Perhaps the microwindows thread can do polling for the keyboard and/or serial
port.  (this is just for the v0.1)  In this way, you set the .Poll entry point
for the keyboard and serial port to query the os state of the keyboard and
serial port.
	If you need various versions of stdio, I have some, but I don't think you need them

 : The screen driver can be handled easily.  I even had someone donate a
: drawvline routine for the driver today too so I can add that one to the
: next release.

	Great.  Remember we have all the VGA routines already written,
you can just copy them into your own driver file for pkos.  You will want
a hardware palette set routine, for 16 colors.

: Keyboard driver probably needs to be expanded.  It only handles shift right
: now, no ctrl or alt or multiple combinations.

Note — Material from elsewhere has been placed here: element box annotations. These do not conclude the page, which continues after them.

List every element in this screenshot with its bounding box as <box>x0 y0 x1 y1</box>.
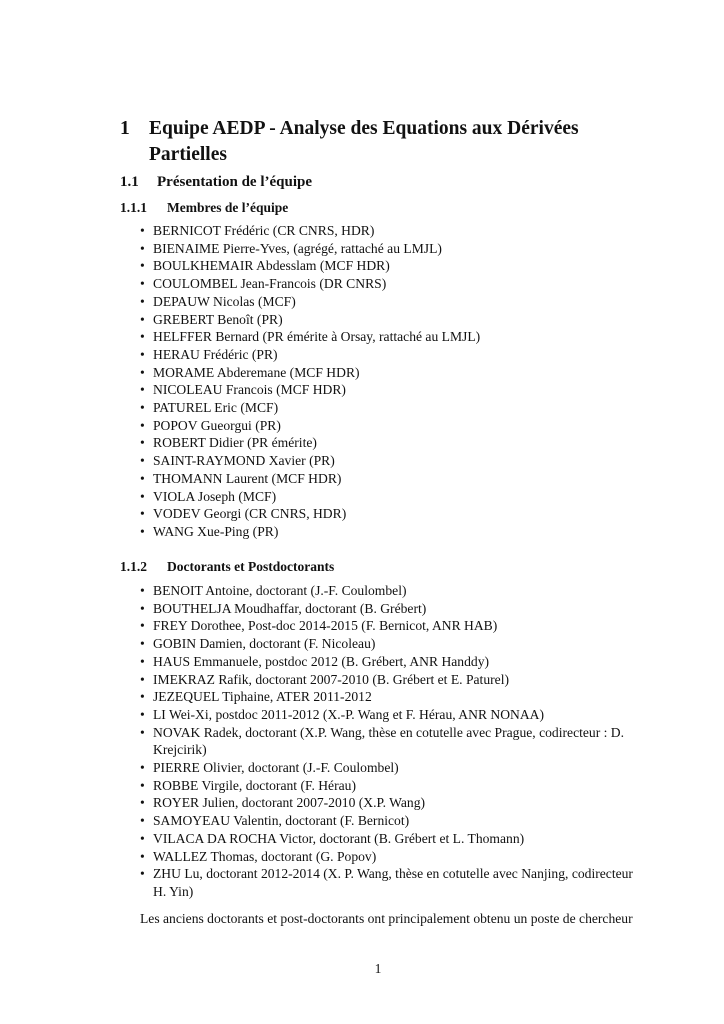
list-item <box>140 311 646 329</box>
bullet-icon: • <box>140 435 145 451</box>
list-item <box>140 617 646 635</box>
list-item-text: JEZEQUEL Tiphaine, ATER 2011-2012 <box>153 689 372 705</box>
list-item-text: LI Wei-Xi, postdoc 2011-2012 (X.-P. Wang et F. Hérau, ANR NONAA) <box>153 706 545 722</box>
list-item <box>140 759 646 777</box>
bullet-icon: • <box>140 636 145 652</box>
list-item <box>140 399 646 417</box>
list-item-text: COULOMBEL Jean-Francois (DR CNRS) <box>153 276 387 292</box>
list-item-text: HERAU Frédéric (PR) <box>153 346 278 362</box>
list-item <box>140 671 646 689</box>
members-heading <box>120 199 288 216</box>
bullet-icon: • <box>140 223 145 238</box>
bullet-icon: • <box>140 488 145 504</box>
bullet-icon: • <box>140 346 145 362</box>
bullet-icon: • <box>140 276 145 292</box>
list-item <box>140 381 646 399</box>
list-item-text: VIOLA Joseph (MCF) <box>153 488 277 504</box>
list-item <box>140 417 646 435</box>
list-item-text: THOMANN Laurent (MCF HDR) <box>153 470 342 486</box>
list-item <box>140 293 646 311</box>
bullet-icon: • <box>140 671 145 687</box>
bullet-icon: • <box>140 240 145 256</box>
subsection-heading <box>120 173 312 191</box>
list-item <box>140 812 646 830</box>
section-number: 1 <box>120 118 130 139</box>
bullet-icon: • <box>140 653 145 669</box>
list-item <box>140 346 646 364</box>
list-item-text: PIERRE Olivier, doctorant (J.-F. Coulombel) <box>153 760 399 776</box>
bullet-icon: • <box>140 400 145 416</box>
list-item-text: NOVAK Radek, doctorant (X.P. Wang, thèse en cotutelle avec Prague, codirecteur : D. Krejcirik) <box>153 724 625 758</box>
list-item-text: HELFFER Bernard (PR émérite à Orsay, rattaché au LMJL) <box>153 329 481 345</box>
bullet-icon: • <box>140 364 145 380</box>
list-item-text: POPOV Gueorgui (PR) <box>153 417 281 433</box>
bullet-icon: • <box>140 506 145 522</box>
list-item <box>140 505 646 523</box>
list-item <box>140 653 646 671</box>
bullet-icon: • <box>140 417 145 433</box>
bullet-icon: • <box>140 293 145 309</box>
list-item-text: VODEV Georgi (CR CNRS, HDR) <box>153 506 347 522</box>
bullet-icon: • <box>140 523 145 539</box>
list-item <box>140 777 646 795</box>
list-item <box>140 582 646 600</box>
bullet-icon: • <box>140 689 145 705</box>
list-item-text: BOUTHELJA Moudhaffar, doctorant (B. Grébert) <box>153 600 427 616</box>
list-item-text: IMEKRAZ Rafik, doctorant 2007-2010 (B. Grébert et E. Paturel) <box>153 671 509 687</box>
subsection-title: Présentation de l’équipe <box>157 174 312 190</box>
bullet-icon: • <box>140 830 145 846</box>
list-item <box>140 794 646 812</box>
list-item <box>140 600 646 618</box>
list-item <box>140 706 646 724</box>
list-item-text: SAMOYEAU Valentin, doctorant (F. Bernicot) <box>153 813 410 829</box>
bullet-icon: • <box>140 706 145 722</box>
list-item <box>140 257 646 275</box>
list-item-text: BERNICOT Frédéric (CR CNRS, HDR) <box>153 223 375 238</box>
list-item-text: GREBERT Benoît (PR) <box>153 311 283 327</box>
bullet-icon: • <box>140 453 145 469</box>
list-item-text: WANG Xue-Ping (PR) <box>153 523 279 539</box>
list-item <box>140 488 646 506</box>
list-item-text: HAUS Emmanuele, postdoc 2012 (B. Grébert, ANR Handdy) <box>153 653 490 669</box>
list-item-text: ROBERT Didier (PR émérite) <box>153 435 317 451</box>
list-item-text: GOBIN Damien, doctorant (F. Nicoleau) <box>153 636 376 652</box>
list-item <box>140 523 646 541</box>
list-item <box>140 865 646 900</box>
bullet-icon: • <box>140 760 145 776</box>
bullet-icon: • <box>140 866 145 882</box>
bullet-icon: • <box>140 311 145 327</box>
list-item-text: VILACA DA ROCHA Victor, doctorant (B. Grébert et L. Thomann) <box>153 830 525 846</box>
list-item <box>140 364 646 382</box>
list-item <box>140 688 646 706</box>
list-item <box>140 328 646 346</box>
doctorants-list <box>140 582 646 901</box>
doctorants-number: 1.1.2 <box>120 559 147 574</box>
members-list <box>140 222 646 541</box>
section-heading <box>120 116 650 168</box>
doctorants-heading <box>120 558 334 575</box>
list-item <box>140 434 646 452</box>
members-title: Membres de l’équipe <box>167 200 289 215</box>
list-item <box>140 848 646 866</box>
bullet-icon: • <box>140 583 145 598</box>
list-item-text: MORAME Abderemane (MCF HDR) <box>153 364 360 380</box>
list-item-text: FREY Dorothee, Post-doc 2014-2015 (F. Bernicot, ANR HAB) <box>153 618 498 634</box>
bullet-icon: • <box>140 258 145 274</box>
list-item-text: DEPAUW Nicolas (MCF) <box>153 293 296 309</box>
bullet-icon: • <box>140 777 145 793</box>
members-number: 1.1.1 <box>120 200 147 215</box>
list-item <box>140 452 646 470</box>
list-item-text: BOULKHEMAIR Abdesslam (MCF HDR) <box>153 258 390 274</box>
list-item <box>140 470 646 488</box>
list-item-text: ROBBE Virgile, doctorant (F. Hérau) <box>153 777 356 793</box>
list-item-text: ROYER Julien, doctorant 2007-2010 (X.P. Wang) <box>153 795 426 811</box>
bullet-icon: • <box>140 382 145 398</box>
list-item-text: BIENAIME Pierre-Yves, (agrégé, rattaché au LMJL) <box>153 240 442 256</box>
list-item-text: WALLEZ Thomas, doctorant (G. Popov) <box>153 848 377 864</box>
list-item <box>140 222 646 240</box>
list-item <box>140 635 646 653</box>
bullet-icon: • <box>140 724 145 740</box>
section-title: Equipe AEDP - Analyse des Equations aux Dérivées Partielles <box>149 118 579 165</box>
bullet-icon: • <box>140 848 145 864</box>
list-item-text: BENOIT Antoine, doctorant (J.-F. Coulombel) <box>153 583 407 598</box>
list-item <box>140 275 646 293</box>
list-item-text: PATUREL Eric (MCF) <box>153 400 279 416</box>
page-number: 1 <box>374 961 382 976</box>
list-item-text: NICOLEAU Francois (MCF HDR) <box>153 382 346 398</box>
bullet-icon: • <box>140 470 145 486</box>
list-item <box>140 240 646 258</box>
list-item-text: ZHU Lu, doctorant 2012-2014 (X. P. Wang, thèse en cotutelle avec Nanjing, codirecteur H. Yin) <box>153 866 633 899</box>
list-item-text: SAINT-RAYMOND Xavier (PR) <box>153 453 335 469</box>
bullet-icon: • <box>140 795 145 811</box>
bullet-icon: • <box>140 329 145 345</box>
closing-paragraph: Les anciens doctorants et post-doctorants ont principalement obtenu un poste de chercheur <box>140 911 633 926</box>
bullet-icon: • <box>140 813 145 829</box>
subsection-number: 1.1 <box>120 174 139 190</box>
list-item <box>140 724 646 759</box>
bullet-icon: • <box>140 618 145 634</box>
list-item <box>140 830 646 848</box>
doctorants-title: Doctorants et Postdoctorants <box>167 559 335 574</box>
bullet-icon: • <box>140 600 145 616</box>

	Doesn't matter, microwindows uses ESC to exit, else just regular ascii
chars for now

: pk provides an event mechanism that has semantics similar to a barrier.
: You define an event and then threads can wait on it.  When the event occurs,
: all waiting threads are scheduled for execution.  There is no mechanism
: for a single thread to wait on multiple events simultaneously yet.

	This is why you might want to just use a polling mechanism to get it
off the ground.  then, you can implement a kernel structure that keeps
a list of waiting threads, and whenever an event is fired, this list is checked
in addition, and if matched, the associated thread is scheduled in addition.